In the opinion of this court there is no substantial evidence warranting the finding of the Court of Appeals in giving Gemco a nonexclusive shop right in the demounter to make, use and sell the same. Although the evidence shows that some suggestions were *Page 103 made to Henderson to perfect a demounter, he did all the workon the demounter at his home and not on the time of hisemployer. He refused to give Gemco a bill of materials for the construction of a demounter and refused, upon request, to take a model to the Gemco shop. Furthermore, throughout the negotiations with Gemco concerning the use of the demounter, he insisted that he was the owner of the invention and should have a monetary consideration for its use. The only connection Gemco had with the demounter was a showing of the demounter by Henderson to some of the Gemco officials when they were visiting at his home. In the opinion of this court Gemco acquired no shop rights in the demounter.
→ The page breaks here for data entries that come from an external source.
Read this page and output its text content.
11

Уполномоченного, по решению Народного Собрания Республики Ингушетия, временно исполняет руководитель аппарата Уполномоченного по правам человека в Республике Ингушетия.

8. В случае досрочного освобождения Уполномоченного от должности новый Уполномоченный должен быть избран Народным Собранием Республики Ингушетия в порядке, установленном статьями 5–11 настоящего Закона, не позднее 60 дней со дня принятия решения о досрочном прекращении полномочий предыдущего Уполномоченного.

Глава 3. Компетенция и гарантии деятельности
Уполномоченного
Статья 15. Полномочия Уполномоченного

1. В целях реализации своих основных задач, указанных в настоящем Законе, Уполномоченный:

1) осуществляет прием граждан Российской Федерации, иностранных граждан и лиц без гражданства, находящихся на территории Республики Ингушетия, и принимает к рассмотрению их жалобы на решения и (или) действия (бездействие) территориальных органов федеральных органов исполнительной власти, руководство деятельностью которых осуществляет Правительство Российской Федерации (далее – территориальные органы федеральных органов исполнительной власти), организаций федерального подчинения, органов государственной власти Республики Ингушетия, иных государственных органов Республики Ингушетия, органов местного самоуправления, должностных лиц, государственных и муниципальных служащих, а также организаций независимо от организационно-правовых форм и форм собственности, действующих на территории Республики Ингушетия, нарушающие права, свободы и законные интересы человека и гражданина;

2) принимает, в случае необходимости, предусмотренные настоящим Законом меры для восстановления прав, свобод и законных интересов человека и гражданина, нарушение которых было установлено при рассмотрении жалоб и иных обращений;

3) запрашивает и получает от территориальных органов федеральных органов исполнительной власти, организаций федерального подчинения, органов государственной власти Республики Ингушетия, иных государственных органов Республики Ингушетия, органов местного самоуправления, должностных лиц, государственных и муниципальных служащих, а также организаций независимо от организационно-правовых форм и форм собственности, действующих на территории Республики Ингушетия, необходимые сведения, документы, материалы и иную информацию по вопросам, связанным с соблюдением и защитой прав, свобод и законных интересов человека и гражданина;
The decree of the Court of Appeals so far as it applies to the tire mounter is affirmed but its decree so far as it applies to the tire demounter is set aside and this court, in the latter respect, enters the decree which the Court of Appeals should have entered, to the effect that Henderson is the sole owner of the patent or device designated as a tire demounter and that Gemco has no shop right of any kind whatsoever in the same.
The decree of the Court of Appeals is modified and as modified affirmed.
Decree modified and affirmed.
WEYGANDT, C.J., MATTHIAS, ZIMMERMAN and STEWART, JJ., concur.
TAFT, J., concurs in paragraph one of the syllabus but dissents from paragraph two of the syllabus and that portion of the judgment modifying the decree of the Court of Appeals.